People are now worried for Stephen Fry as he is a Bipolar sufferer, people defending him and excusing his behaviour all because he is mentally ill, however – who is rushing to defend us? Most of us are not privileged to have such amazing private care as Stephen Fry does for his mental health, some of us are not fortunate enough to have loving families and friends who will take care of us, a lot of us are alone in this, today we feel even more isolated.
Being someone who suffers from a long list of severe mental illnesses I can assure you our mental health is no excuse for holding such stigmatising opinions. In trying to be “funny” Stephen Fry used his position and platform in the public eye to ridicule victims. With this he has exposed how rape culture is alive and kicking on this planet, how victim blaming is easier for people than empathy and kindness.
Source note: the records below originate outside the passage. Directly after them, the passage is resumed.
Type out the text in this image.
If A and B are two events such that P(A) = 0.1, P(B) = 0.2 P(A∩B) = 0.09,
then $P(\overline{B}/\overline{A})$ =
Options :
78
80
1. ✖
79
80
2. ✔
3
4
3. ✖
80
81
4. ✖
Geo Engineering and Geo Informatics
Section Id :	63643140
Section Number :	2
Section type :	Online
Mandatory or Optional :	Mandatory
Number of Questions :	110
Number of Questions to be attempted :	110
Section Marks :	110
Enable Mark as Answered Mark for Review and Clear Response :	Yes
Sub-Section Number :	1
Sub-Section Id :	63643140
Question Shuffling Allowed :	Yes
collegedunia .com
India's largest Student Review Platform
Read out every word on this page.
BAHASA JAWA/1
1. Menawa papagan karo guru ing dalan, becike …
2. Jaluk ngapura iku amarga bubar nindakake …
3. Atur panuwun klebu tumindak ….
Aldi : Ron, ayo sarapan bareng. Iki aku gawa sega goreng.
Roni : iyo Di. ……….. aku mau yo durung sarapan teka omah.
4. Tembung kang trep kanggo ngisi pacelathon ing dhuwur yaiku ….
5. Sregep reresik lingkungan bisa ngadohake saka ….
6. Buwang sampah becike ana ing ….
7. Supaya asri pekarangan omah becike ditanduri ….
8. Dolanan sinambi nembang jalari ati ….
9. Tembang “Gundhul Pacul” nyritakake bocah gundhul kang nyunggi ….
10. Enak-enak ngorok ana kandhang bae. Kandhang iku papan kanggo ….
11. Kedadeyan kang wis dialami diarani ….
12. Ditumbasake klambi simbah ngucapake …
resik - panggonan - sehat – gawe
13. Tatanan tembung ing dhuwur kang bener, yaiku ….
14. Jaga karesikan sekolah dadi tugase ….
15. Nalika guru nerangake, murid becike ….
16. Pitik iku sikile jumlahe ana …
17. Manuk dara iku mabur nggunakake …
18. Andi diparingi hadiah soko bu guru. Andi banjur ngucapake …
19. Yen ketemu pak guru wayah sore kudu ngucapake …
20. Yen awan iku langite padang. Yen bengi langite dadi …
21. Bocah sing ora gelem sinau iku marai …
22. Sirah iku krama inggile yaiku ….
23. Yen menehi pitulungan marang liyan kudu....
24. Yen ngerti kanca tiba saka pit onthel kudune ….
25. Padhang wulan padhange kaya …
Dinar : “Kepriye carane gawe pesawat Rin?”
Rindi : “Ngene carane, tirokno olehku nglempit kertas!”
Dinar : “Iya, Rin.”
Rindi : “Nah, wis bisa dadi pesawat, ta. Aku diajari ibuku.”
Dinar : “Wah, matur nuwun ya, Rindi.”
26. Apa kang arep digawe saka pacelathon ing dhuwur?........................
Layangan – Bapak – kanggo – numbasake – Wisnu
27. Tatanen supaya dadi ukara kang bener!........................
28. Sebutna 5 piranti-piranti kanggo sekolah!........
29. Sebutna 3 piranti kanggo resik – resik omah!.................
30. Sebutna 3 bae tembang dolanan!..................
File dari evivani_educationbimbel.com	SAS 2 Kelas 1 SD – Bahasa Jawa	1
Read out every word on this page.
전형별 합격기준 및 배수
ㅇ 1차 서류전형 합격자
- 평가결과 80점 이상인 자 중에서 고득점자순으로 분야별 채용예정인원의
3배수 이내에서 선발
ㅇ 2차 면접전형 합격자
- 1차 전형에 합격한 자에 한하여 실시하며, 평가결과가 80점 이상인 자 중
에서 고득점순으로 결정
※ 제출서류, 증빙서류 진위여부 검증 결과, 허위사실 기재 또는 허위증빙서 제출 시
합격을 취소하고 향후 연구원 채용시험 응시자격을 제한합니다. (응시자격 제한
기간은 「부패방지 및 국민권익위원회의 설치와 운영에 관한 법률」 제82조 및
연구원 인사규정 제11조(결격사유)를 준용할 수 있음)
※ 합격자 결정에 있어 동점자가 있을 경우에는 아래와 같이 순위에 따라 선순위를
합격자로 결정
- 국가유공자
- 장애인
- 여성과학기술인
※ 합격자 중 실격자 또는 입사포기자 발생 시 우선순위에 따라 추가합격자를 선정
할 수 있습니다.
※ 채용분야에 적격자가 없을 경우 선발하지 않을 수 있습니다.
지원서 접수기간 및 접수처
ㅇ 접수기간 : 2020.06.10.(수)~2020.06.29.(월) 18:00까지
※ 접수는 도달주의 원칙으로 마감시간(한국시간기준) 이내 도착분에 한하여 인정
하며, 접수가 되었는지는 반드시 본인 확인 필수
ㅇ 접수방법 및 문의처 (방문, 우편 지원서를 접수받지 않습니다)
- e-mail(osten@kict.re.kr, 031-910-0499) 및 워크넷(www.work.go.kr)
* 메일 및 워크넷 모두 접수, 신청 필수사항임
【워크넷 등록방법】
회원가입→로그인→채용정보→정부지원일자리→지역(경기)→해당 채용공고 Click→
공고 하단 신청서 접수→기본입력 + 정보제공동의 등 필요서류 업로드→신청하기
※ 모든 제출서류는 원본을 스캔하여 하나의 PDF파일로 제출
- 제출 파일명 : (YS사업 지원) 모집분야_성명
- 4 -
That your right to offend and hurt others is more important to you than the safety of us. Is it really that awful that we add a trigger warning, does this upset you more than we the victims are traumatized.
So upon reading Stephen Fry’s comments on how we should “grow up”, I have been triggered and it is my freedom of speech to say so!
Experiencing a relapse in my recovery recently, this is raw for me right now. My life is so hard due to my C-PTSD, I can’t go out alone and have not done so for 9 years, I have physical pain where I was violated, flashbacks, night terrors and so many more things which I don’t care to get into right now.
Now comments and attitudes which reveal the rape culture we live in – full of victim blaming and silencing, as people defend Stephen Fry (on social media and in the general media) is clogging up our screens, pushing us further underground but fear not as his “rights” (Stephen Fry’s) to take our lives into his hands is preserved, but our right to safe places isn’t, for fear of upsetting people?
Today has been made even harder by this, it will enter into the voices we hear daily in our minds, which muzzle us and tell us we are nothing but a burden.
Stephen Fry is the president of Mind the mental health charity here in the UK.